Maamuujav’s research foci include academic writing and rhetoric, second language writing and acquisition, critical reading, and the role of technology in writing and literacy development.
“My research interests are intricately linked to my own experiences,” Maamuujav said. “As a student from Mongolia living and studying in the U.S., as a teacher who has worked with international students, and as a researcher whose focus is on English learners and multilingual students, many of whom came to the United States in search of better chance and opportunity, I find this award to be deeply meaningful for my personal and professional life.”

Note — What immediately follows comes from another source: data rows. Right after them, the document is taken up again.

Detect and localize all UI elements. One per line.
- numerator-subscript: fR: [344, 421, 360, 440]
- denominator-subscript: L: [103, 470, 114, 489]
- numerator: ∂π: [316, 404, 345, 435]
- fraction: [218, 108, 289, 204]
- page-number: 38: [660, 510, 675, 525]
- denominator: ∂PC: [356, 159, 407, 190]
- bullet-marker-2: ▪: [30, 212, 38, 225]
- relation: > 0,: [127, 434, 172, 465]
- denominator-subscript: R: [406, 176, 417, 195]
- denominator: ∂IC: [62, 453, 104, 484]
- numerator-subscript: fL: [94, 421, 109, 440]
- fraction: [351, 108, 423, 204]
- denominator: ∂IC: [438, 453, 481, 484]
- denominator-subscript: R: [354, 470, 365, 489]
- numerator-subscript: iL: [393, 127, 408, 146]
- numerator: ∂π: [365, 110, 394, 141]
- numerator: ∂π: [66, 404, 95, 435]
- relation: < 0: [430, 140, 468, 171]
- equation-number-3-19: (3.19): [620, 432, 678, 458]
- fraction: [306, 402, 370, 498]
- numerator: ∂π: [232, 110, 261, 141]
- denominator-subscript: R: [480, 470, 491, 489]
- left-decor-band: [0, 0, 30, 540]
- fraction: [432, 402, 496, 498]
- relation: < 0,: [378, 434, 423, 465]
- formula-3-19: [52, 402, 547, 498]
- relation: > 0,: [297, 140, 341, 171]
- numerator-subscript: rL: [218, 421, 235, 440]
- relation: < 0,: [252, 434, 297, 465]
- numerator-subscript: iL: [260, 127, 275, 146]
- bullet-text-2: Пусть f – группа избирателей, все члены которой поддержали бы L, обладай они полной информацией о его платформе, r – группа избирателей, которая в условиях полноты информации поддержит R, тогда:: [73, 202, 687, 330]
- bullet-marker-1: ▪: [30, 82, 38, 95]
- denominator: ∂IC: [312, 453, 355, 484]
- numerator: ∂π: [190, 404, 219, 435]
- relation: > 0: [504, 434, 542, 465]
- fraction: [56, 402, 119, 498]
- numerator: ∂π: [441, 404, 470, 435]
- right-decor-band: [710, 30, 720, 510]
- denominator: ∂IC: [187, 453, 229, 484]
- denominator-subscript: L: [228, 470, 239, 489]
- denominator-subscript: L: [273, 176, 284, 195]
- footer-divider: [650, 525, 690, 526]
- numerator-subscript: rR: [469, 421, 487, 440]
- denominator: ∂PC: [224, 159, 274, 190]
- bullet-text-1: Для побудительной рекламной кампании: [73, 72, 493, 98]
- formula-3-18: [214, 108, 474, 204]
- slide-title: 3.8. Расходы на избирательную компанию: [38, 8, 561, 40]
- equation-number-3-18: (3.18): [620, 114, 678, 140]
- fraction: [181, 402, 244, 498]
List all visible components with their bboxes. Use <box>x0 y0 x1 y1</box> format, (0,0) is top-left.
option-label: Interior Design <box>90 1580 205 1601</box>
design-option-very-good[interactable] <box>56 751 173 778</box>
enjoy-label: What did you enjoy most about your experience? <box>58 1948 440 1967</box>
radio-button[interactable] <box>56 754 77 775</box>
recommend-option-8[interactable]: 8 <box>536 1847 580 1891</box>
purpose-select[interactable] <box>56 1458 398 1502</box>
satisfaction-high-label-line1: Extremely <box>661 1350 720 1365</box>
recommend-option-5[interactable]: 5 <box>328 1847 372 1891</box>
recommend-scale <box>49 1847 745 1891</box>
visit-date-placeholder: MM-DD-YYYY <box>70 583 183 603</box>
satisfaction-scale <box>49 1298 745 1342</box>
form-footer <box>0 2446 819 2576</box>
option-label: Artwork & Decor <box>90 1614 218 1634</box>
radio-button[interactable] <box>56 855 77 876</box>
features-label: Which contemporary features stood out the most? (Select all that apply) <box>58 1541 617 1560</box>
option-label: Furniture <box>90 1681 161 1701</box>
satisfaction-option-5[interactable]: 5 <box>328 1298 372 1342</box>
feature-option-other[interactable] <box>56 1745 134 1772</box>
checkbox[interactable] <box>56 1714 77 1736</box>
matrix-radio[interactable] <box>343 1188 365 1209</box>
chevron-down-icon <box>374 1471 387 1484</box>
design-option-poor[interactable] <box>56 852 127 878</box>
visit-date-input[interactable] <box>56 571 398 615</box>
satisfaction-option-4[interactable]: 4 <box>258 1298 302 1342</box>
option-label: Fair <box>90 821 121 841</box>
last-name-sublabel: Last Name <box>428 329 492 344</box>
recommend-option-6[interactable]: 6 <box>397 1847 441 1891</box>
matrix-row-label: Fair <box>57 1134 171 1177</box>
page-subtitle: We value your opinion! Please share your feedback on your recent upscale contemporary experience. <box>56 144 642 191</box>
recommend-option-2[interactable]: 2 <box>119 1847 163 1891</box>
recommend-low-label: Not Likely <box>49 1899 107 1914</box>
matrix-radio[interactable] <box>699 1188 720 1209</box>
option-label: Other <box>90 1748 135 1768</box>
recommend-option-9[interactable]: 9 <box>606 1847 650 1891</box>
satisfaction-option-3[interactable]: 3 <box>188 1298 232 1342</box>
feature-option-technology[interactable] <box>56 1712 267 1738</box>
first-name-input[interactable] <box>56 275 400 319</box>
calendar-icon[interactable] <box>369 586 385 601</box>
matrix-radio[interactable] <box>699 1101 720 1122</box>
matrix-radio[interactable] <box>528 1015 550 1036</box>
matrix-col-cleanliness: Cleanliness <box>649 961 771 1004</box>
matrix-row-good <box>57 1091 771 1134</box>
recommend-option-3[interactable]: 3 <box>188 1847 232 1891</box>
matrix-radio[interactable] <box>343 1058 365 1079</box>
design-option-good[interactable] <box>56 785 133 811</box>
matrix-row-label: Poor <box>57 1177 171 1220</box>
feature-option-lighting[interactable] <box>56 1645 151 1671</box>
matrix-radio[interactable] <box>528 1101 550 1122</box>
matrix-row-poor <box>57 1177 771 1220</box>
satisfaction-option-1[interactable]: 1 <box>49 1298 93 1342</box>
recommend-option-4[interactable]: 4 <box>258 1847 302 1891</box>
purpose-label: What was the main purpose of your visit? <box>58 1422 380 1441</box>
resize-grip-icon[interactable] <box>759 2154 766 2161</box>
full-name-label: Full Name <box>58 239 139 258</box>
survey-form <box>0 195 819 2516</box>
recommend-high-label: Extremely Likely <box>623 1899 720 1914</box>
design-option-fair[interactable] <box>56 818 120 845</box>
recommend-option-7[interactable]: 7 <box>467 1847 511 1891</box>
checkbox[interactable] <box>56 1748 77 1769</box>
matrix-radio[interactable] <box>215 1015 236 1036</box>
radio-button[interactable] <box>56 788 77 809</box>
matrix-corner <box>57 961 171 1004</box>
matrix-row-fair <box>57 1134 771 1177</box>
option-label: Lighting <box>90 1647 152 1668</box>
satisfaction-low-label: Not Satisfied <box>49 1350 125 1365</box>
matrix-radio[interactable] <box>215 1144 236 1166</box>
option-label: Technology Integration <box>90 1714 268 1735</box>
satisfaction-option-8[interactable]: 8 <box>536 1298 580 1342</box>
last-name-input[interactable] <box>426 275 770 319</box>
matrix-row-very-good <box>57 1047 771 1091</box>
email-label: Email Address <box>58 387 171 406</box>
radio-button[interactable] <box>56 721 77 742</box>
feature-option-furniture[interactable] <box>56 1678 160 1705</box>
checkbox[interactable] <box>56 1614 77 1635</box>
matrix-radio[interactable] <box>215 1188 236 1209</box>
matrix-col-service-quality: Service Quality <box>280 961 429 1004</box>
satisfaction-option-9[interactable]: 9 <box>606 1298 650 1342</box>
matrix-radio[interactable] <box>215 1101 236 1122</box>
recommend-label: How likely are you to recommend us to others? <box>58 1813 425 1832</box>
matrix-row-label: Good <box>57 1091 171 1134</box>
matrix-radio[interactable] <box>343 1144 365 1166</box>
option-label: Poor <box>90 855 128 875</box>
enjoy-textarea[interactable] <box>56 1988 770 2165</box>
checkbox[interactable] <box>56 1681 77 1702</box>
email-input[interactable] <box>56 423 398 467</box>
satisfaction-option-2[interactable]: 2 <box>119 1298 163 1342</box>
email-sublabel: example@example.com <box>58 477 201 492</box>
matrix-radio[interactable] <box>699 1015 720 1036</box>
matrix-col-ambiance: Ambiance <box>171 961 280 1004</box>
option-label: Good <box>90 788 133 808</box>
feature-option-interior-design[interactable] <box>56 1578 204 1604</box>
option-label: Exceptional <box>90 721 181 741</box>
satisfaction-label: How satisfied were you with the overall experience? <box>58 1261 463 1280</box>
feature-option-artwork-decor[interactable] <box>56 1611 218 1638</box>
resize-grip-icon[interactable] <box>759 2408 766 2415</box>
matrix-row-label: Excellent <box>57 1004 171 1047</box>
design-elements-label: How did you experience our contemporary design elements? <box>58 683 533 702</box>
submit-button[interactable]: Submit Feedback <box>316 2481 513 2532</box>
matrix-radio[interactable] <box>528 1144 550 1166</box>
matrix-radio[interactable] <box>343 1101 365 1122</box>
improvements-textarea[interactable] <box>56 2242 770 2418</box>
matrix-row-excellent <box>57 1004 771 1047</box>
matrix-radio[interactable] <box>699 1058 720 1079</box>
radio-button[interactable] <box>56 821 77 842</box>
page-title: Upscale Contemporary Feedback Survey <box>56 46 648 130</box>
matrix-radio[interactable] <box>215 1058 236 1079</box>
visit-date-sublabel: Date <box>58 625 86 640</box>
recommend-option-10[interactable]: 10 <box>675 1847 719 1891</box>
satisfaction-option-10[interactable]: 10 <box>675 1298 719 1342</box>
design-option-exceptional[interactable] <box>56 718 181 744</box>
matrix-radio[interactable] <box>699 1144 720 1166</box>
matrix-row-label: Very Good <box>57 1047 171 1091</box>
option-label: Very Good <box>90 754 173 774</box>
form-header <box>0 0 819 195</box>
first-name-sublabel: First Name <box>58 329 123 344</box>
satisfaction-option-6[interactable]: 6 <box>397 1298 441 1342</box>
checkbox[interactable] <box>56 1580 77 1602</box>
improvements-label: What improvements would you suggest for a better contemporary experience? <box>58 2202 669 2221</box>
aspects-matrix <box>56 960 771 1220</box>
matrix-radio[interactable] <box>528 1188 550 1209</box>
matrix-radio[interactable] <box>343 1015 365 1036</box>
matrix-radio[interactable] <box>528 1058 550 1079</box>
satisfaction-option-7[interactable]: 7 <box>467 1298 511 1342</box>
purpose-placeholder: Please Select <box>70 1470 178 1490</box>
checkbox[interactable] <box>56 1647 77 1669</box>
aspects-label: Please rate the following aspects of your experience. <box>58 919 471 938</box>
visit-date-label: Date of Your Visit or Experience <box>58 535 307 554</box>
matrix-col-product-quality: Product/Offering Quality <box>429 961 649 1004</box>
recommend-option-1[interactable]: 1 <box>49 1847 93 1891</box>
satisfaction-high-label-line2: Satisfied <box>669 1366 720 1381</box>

“Undarmaa has been a stellar doctoral student whose work has far exceeded all my expectations,” said her advisor, Professor Emerita Carol Booth Olson. ”She has already published several articles and has two more under review at top-tier journals. As an international student who did not learn English until she was a college student at the University of the Humanities in Mongolia, Undarmaa is well versed in the challenge multilingual students face as academic writers.”
In addition to earning a B.A. in English and Education and an M.A. in Linguistics from the University of the Humanities in Mongolia, Maamuujav earned an M.A. in Teaching English to Speakers of Other Languages (TESOL) at California State University, Los Angeles. Prior to joining the UCI School of Education doctoral program, she taught Critical Reading & Rhetoric and Academic English at UCI, and Issues in English Language Pedagogy, Writing, and English as a Second Language at CSULA. In addition to teaching, Maamuujav served as an Academic Bridge Curriculum Coordinator and Grammar & Writing Skills Coordinator at the English Language Program at CSULA and was a 2017 Writing Project Summer Institute Fellow.
The Otto W. Shaler Scholarship provides resident fees and a $6,000 stipend for spring quarter for an international student who demonstrates outstanding academic achievement as well as future promise. Shaler (1881: Czechoslovakia - 1951: United States), established the scholarship through a provision in his will in appreciation of the privileges he had received in the U.S., his adopted country.